Hariri, who became Lebanon's prime minister in June 2009 at the end of a long political process and an even longer blood-ridden conflict between the country's many rival political factions, referred to the growing influence of fanatics and extremists among the populations of the region.

"Frustration and tragedy ... have replaced the failed peace," Hariri opined. "It has proved too easy to find desperate people who will do desperate things, and extremists have gained an ever-growing audience among Arabs and Muslims by asking one question: What have the moderates, the defenders of a negotiated settlement, ever achieved?"

Lebanese PM calls Washington a 'foremost power'

To the uninitiated, Hariri explained that the Arab peace initiative offered Israel peace and recognition in exchange for the creation of a Palestinian state and withdrawal to pre-1967 borders, including the return of the Golan Heights to Syria and the Shab'a Farms to Lebanon.

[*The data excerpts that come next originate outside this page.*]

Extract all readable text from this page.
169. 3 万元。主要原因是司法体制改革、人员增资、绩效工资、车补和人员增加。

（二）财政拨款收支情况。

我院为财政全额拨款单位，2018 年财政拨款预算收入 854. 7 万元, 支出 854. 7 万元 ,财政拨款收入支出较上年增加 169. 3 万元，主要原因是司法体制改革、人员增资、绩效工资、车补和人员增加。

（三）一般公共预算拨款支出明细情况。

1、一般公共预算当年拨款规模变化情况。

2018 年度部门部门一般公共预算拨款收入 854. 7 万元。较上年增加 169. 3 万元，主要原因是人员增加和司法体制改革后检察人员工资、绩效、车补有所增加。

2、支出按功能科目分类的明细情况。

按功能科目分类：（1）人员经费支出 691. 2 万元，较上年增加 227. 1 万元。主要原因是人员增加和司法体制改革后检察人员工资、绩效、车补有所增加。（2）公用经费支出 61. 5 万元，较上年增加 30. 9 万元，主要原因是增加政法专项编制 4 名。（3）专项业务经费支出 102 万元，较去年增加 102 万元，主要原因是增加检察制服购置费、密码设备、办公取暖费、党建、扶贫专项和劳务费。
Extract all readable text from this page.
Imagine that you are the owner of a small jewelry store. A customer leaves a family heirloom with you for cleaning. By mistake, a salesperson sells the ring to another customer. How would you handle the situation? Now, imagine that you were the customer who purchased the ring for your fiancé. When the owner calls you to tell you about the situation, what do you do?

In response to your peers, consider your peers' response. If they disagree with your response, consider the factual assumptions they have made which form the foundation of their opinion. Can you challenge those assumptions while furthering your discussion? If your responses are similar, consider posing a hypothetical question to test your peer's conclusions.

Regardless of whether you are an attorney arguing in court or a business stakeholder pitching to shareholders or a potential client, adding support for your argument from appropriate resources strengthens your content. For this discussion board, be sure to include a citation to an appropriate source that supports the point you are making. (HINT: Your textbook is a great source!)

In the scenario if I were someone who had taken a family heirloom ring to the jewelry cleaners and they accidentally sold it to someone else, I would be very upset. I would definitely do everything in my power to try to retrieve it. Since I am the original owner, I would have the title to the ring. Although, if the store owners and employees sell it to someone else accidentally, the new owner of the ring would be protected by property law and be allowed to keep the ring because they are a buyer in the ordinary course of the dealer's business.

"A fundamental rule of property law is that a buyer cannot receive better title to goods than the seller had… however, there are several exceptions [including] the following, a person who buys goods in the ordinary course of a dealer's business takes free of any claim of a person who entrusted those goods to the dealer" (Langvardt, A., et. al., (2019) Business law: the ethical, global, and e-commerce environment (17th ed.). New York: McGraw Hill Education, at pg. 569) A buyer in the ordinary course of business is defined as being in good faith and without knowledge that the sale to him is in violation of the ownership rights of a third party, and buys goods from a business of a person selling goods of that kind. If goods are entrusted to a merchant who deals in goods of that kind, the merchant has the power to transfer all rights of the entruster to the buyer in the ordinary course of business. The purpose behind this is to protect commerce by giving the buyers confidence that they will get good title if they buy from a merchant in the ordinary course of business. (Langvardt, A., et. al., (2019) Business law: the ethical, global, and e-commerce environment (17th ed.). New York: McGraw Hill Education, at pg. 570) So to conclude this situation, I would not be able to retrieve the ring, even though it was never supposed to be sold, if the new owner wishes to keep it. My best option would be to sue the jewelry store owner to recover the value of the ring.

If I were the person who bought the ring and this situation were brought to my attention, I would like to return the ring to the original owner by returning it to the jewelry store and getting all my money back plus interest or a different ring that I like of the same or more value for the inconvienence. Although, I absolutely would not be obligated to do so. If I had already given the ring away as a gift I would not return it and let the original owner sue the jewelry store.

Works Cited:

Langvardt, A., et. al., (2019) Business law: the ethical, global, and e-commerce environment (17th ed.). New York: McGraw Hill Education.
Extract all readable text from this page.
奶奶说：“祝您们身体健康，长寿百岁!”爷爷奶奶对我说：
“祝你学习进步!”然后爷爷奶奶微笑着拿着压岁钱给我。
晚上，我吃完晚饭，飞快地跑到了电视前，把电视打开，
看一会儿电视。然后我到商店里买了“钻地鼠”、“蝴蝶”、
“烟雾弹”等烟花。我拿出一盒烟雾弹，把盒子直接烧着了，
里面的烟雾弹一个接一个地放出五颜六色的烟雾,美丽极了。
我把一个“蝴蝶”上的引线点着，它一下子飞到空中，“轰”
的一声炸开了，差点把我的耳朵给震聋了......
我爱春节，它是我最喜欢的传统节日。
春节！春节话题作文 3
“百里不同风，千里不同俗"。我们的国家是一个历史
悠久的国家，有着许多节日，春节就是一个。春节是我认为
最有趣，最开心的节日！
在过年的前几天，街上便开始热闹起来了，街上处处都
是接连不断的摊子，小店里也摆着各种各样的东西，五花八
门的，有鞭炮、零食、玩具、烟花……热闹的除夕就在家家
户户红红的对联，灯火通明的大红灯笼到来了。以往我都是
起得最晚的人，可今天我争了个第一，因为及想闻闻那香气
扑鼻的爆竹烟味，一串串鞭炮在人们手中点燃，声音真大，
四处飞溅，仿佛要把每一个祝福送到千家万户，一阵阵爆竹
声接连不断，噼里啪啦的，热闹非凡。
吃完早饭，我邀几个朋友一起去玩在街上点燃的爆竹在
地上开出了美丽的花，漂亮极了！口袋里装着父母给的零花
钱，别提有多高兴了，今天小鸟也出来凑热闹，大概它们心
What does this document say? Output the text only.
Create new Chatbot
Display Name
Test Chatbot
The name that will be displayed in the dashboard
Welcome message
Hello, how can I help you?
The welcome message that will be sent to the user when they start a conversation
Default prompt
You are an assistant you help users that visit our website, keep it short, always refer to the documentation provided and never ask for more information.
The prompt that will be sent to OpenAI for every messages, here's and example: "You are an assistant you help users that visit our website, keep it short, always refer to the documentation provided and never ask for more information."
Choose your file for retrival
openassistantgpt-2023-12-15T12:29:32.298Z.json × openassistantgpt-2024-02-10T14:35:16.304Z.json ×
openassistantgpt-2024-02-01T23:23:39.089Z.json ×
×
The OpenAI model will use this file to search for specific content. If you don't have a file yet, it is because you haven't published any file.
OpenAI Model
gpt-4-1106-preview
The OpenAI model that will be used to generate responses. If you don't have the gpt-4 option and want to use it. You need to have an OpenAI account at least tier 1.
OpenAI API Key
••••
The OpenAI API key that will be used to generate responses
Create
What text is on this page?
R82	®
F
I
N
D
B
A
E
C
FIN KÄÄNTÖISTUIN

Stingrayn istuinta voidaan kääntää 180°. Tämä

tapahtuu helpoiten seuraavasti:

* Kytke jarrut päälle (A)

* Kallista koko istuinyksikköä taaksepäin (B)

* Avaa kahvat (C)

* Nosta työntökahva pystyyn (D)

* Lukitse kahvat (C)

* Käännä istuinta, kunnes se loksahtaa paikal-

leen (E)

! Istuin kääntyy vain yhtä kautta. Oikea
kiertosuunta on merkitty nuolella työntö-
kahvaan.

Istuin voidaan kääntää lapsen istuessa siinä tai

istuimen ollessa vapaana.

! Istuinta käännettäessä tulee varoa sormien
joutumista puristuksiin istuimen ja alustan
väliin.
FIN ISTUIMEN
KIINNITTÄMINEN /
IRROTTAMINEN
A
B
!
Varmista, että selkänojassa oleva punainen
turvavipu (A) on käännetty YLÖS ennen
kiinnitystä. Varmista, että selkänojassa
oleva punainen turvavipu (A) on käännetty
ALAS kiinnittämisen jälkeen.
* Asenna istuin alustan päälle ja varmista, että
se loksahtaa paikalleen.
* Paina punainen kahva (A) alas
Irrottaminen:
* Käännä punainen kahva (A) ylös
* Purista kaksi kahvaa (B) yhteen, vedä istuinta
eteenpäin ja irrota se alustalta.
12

The problems of the Middle East, he said, had become a "global problem, and global problems call for global solutions and global leadership." He cited the United States and its president, Barack Obama, as the "foremost power" capable of moving the process along. Hariri met with Obama in Washington on Monday to discuss regional issues, with Obama stressing that Hizbullah's refusal to disarm and Iran's continued defiance and noncompliance contributed to Middle Eastern instability.

"President Obama understands well that extremism feeds on injustice," Hariri said. "He also recognizes that despair can be exploited to serve sinister agendas. We applaud his determination to restore credibility to the Middle East peace process."

Like Jordanian King Abdullah, Hariri warned that there was a short time frame in which to act to end the Israeli-Arab conflict, going on to suggest the Security Council and the Quartet (the UN, the US, the EU and Russia) as possible arbiters in the race for a final-status agreement. "Reaching a settlement in this manner may carry risks, but the cost of continued failure is much greater," he concluded.